В-тапках-на-подушку посмотрел на её руки. Ему казалось, что они как-то не соответствуют её богатой одежде. Эти руки знали работу. Однако ему трудно было перевести разговор на эту тему.
- Ваша мать...
Он не закончил. Мадам Амброзоу, вдруг испуганно выпрямилась. К ним шёл человек в белой хламиде - это был доктор Амброзоу, он быстро догонял их.
- Вы здесь? – изумился Рыжкони.
- Мадам Рыжкони, если не ошибаюсь... – начал Амброзоу, - Простите, я без церемоний...
- Ничего, мы ведь уже познакомились с вашей женой, - Рыжкони следил за доктором с некоторым удивлением, - Признаться, я рада, что встретила вас – Мой высокопоставленный муж просил меня посмотреть на место преступления и, по возможности, описать ему всё, что увижу.
- На чём вы кончили? – прервал эту тираду доктор.
- Когда вы вошли, мы говорили о Трюхляндии. Вам нравится этот маркизат?
Спокойствие Рыжкони было лишь внешним. Как сказал бы сыщик Гирон Нульф: Здесь что-то скрывалось. Что-то было не так. Хотя и с префект-прокуратором тоже было что-то не так...
- Вы, конечно же, познакомились с вашей супругой, когда она была вашей пациенткой? – продолжала мадам Рыжкони, - Это так романтично! Кстати, Ля Птиц в своём новом романе…
- Позвольте вам заметить, что это не имеет никакого значения, - отрезал доктор, - Я хотел бы с вами поговорить о состоянии вашего мужа. Точнее о том, что ему необходимо немедленно бросить пить – уже несколько дней подряд он порет горячку! Белую.
Подскакал милит на гнедом жеребце и почти крикнул доктору:
- Его нашли!.. Во всяком случае труп в довольно плохом состоянии... В лесу у Водной Мельницы...
Мадам Амброзоу смотрела то на Гудела, то на Рыжкони, то на мужа, ничего не понимая.
- Вероятно, вас попросят сделать вскрытие... – сообщил милит.

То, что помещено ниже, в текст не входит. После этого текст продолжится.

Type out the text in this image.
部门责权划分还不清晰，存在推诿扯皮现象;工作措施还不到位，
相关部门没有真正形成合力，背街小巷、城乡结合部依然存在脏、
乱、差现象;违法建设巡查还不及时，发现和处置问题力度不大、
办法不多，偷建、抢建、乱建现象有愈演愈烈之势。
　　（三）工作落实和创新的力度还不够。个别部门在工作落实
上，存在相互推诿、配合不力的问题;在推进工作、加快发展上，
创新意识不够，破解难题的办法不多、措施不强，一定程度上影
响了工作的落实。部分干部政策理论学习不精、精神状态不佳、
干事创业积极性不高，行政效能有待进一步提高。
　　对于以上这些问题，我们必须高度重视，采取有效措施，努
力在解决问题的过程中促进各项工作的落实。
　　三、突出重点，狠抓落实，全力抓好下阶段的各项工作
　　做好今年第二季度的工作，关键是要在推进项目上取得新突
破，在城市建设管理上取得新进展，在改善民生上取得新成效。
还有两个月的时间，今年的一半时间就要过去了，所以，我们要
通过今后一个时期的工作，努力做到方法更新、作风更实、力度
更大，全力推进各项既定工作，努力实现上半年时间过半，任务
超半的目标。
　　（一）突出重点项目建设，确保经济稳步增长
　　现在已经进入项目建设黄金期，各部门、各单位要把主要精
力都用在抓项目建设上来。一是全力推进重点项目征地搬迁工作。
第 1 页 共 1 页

Доктор вздохнул и перевёл взгляд на мадам Рыжкони.
- Вы не знаете, муж вам не говорил, но постарайтесь вспомнить: когда на него напали в лесу... он вам не сказал, стрелял ли он в ответ... хотя бы вслепую?..
- Я – могу сказать точно – ответила мадам Рыжкони, - не стрелял.
И тут доктору пришла другая мысль, он нервно провел рукой по лицу:
- Смерть произошла несколько дней назад... Но тогда как же Людовика сегодня утром?.. Если вы позволите, то я отвёл бы супругу домой – не хотелось бы, чтобы она смотрела на место преступления...
- Разумеется... Разумеется... – отмахнулась мадам Рыжкони, - Вы знаете, доктор, это странное дело!
- Странное и страшное! – подтвердил Гудел, - Чем больше я думаю о нём, тем страшнее оно мне кажется. Хотя ваша свояченица, (он посмотрел доктору глаза в глаза) напротив, очень быстро успокоилась. Сильная женщина!
Рыжкони видел, как застыл Амброзоу, ожидая продолжения. Не подумал ли он, что Гудел Бракодел, хоти на пенсии, в отставке, но всё-таки инквизитор, знает гораздо больше, чем говорит? Медик увёл свою жену, послушно следовавшую за ним.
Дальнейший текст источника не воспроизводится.